Glucocorticoids are known to suppress tumor growth. It may be that arsenic suppression of glucocorticoid activity reduces the effectiveness of glucocorticoid tumor suppression.

They go on to observe:

  "Thus, if environmentally relevant doses of arsenic are able to suppress the normal function of GR as a mediator of gene regulation, as suggested by our results, we hypothesize that this may contribute to its ability to promote tumorigenesis and contribute to other pathophysiological states in these tissues. This unique mechanism would suggest further that arsenic may be able to act synergistically with other toxic and carcinogenic agents to increase disease risk, which is supported by epidemiological data that indicate a synergistic increase from cigarette smoking and exposure to arsenic. Because arsenic contamination of drinking water is widespread in the United States and elsewhere, and it is usually found in combination with many other toxic chemicals at most Superfund and other toxic waste sites, these combined exposures may represent a significant human health risk. "  

Their findings should stimulate the US EPA to lower exposure standards to arsenic. EPA had developed new standards in the final days of the Clinton Administration, decreasing them from 50 ppb to 10 ppb, but in March 2001 the Bush Administration announced it was withdrawing them because, according to Administrator Christie Todd Whitman, "the science is squishy." Given the 1999 conclusion by the National Academy of Sciences that the old standards "could easily result" in a 1 in 100 risk of cancer to people drinking arsenic-contaminated water, Whitman's assertion is ludicrous.
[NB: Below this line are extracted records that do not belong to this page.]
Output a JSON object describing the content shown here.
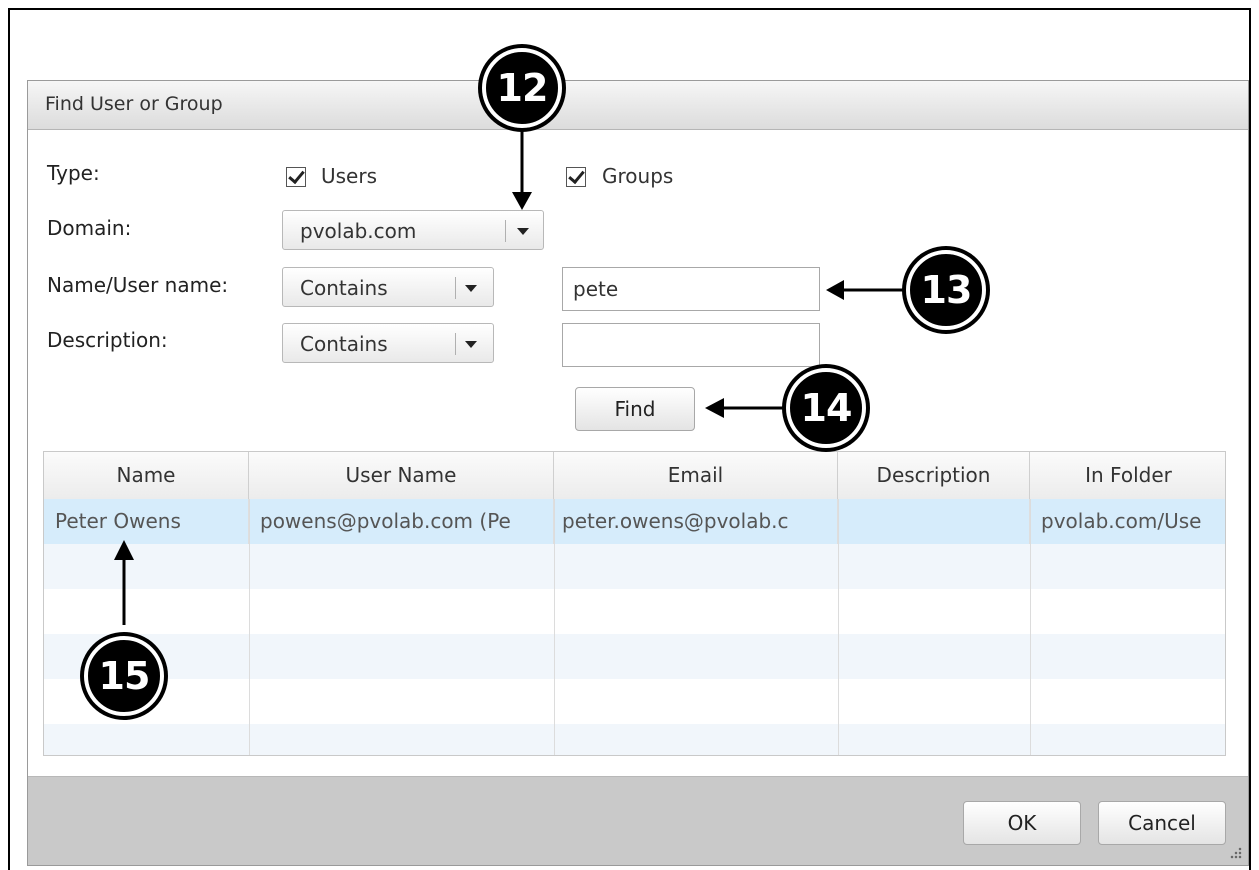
{
  "dialog": {
    "title": "Find User or Group"
  },
  "form": {
    "type_label": "Type:",
    "users_label": "Users",
    "users_checked": true,
    "groups_label": "Groups",
    "groups_checked": true,
    "domain_label": "Domain:",
    "domain_value": "pvolab.com",
    "name_label": "Name/User name:",
    "name_match": "Contains",
    "name_value": "pete",
    "description_label": "Description:",
    "description_match": "Contains",
    "description_value": "",
    "find_label": "Find"
  },
  "results": {
    "columns": [
      "Name",
      "User Name",
      "Email",
      "Description",
      "In Folder"
    ],
    "rows": [
      {
        "name": "Peter Owens",
        "user_name": "powens@pvolab.com (Pe",
        "email": "peter.owens@pvolab.c",
        "description": "",
        "folder": "pvolab.com/Use"
      }
    ]
  },
  "footer": {
    "ok_label": "OK",
    "cancel_label": "Cancel"
  },
  "callouts": {
    "c12": "12",
    "c13": "13",
    "c14": "14",
    "c15": "15"
  },
  "colors": {
    "selected_row": "#d6ecfb",
    "footer_bg": "#c9c9c9"
  }
}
The Academy is habitually extremely conservative on all matters chemical, yet concluded that the old standards were inadequate. The New York Times reported (21 March 2001) that Whitman's decision reflected intense political pressure from mining interests, whose operating costs would rise if the new standards were enforced. The Times also observed that mining companies were significant financial contributors to the Bush 2000 presidential campaign.

What is unique (to date) about the mechanism discovered by Kaltreider et al. is that arsenic's disruption of the glucocorticoid system takes place after the hormone-receptor complex enters the nucleus.
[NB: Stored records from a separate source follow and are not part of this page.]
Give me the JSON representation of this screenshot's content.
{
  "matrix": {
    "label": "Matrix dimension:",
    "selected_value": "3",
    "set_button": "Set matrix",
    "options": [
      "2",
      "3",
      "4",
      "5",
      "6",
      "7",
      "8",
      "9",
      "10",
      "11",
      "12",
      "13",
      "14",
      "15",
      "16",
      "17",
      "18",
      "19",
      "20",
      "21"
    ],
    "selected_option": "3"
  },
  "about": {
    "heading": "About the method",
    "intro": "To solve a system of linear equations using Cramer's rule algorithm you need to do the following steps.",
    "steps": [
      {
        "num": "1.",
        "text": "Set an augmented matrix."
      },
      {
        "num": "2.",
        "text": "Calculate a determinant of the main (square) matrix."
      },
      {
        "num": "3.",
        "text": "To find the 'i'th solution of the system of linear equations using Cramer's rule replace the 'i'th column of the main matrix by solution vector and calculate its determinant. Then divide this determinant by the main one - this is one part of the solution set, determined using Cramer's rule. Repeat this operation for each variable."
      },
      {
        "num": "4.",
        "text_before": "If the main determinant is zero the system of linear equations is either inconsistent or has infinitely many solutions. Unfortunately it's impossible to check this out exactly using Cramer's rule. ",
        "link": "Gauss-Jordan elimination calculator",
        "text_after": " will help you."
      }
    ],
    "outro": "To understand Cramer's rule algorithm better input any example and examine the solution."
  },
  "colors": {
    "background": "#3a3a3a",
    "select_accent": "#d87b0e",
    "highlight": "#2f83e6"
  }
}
Inside the nucleus, arsenic interferes with the way that the glucocorticoid-receptor complex activates genes.

Most hormone disruptors act by (1) affecting the amount of hormone (either by increasing/decreasing hormone synthesis or increasing/decreasing hormone metabolism) or (2) by interfering with the binding of the hormone with its receptor. In contrast, Kaltreider et al. found no indication that arsenic intefered with hormone-receptor binding or entry of the complex into the nucleus. Their data indicate that changes in the system instead took place within the nucleus and involved selective inhibition of DNA transcription that normally would have been stimulated by the glucocorticoid-GR complex. The detailed mechanisms of the interference are not yet known.

Glucocorticoid disruption by PCBs has already been documented, and appears to work because PCBs interfere with glucocorticoid-receptor binding. This PCB effect may underlie the ability of PCBs to affect immune system function.